There’s a sound then from the thing hanging above the circle, and even through the ringing in her ears the sound makes Daria think of a watermelon splitting slowly open, and suddenly the basement air smells like shit and ammonia. And now she looks, following an instinct stronger than the knowledge that she doesn’t
want
to see, some undeniable, primal twinge, and for this moment, she’s only a very small and frightened creature huddled in the trees while hungry reptilian giants stride past.

“My life, my calling,
everything
which I’d ever believed and held sacred, I let them take it
all
from me,” but now Archer Day and her gun seem far away, small concerns, at most, and there’s no room left in Daria for anything more terrible than the burst cocoon and what’s crawled out of it. It crouches over the puddle of meat and bone inside the circle and begins to feed.

“For
you,
I did that, so don’t you dare fucking judge me, whore!” and she pulls the trigger again. This time the bullet grazes Daria’s left shoulder before it buries itself deep in the basement wall.

She screams and covers her ears with both hands.

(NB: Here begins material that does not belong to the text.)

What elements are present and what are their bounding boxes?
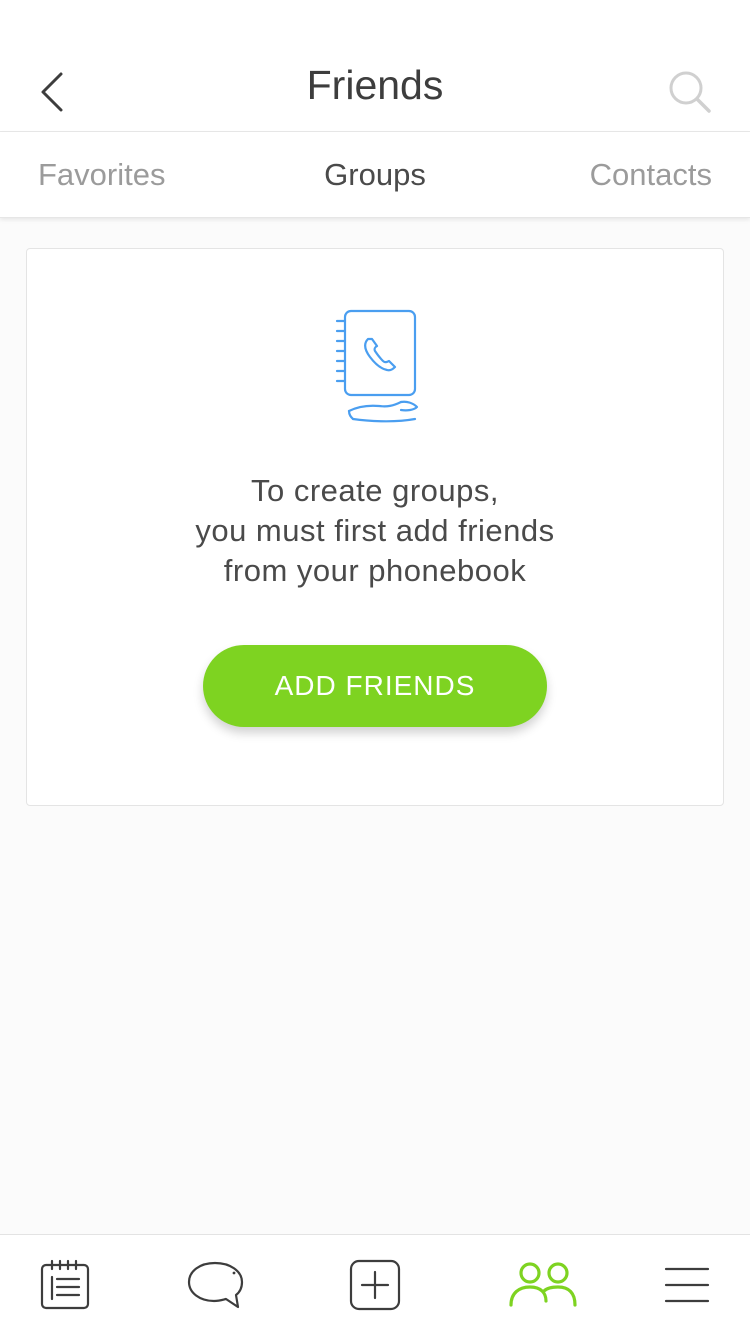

And the black thing stops eating and raises its head. Eight eyes deeper than the sea, more secret than eternity, watch her briefly before it turns towards Archer Day. What Daria sees in its face, all it has told her without uttering a single word, is enough to wipe away the faintest hope that she might somehow survive this, that she would ever
want
to survive this.

“That’s enough,” she whispers to herself or whatever’s listening, no more room left inside her for revelation or horror or the damning perspective that follows either. And she crawls to the basement wall and stops because there’s nowhere left to go.

“What the fuck are
you
looking at?” Archer Day asks the thing crouched inside the circle. “Isn’t this exactly what you wanted? Isn’t this Heaven, little girl?” and the ball bearing clutched in her left hand has begun to glow, a hot light like melting iron, light that might be red or orange, but everything’s the wrong color down here. There’s steam rising from her hand, but she doesn’t seem to notice, all her attention focused on the black thing staring out at her from the circle.

“You’re the
lucky
one, Theda. You’re the lucky, lucky little goth girl who went looking for transcendence, and now you’ve found it in spades, wouldn’t you say?”

I won’t see this,
Daria thinks.
I won’t look,
but her eyes are open wide, and she doesn’t turn away, doesn’t hide her face in the sanctuary of her own shadow.

Inside the circle, the black thing makes a strangled, gurgling sound, and the cat’s cradle of its jaws opens wide.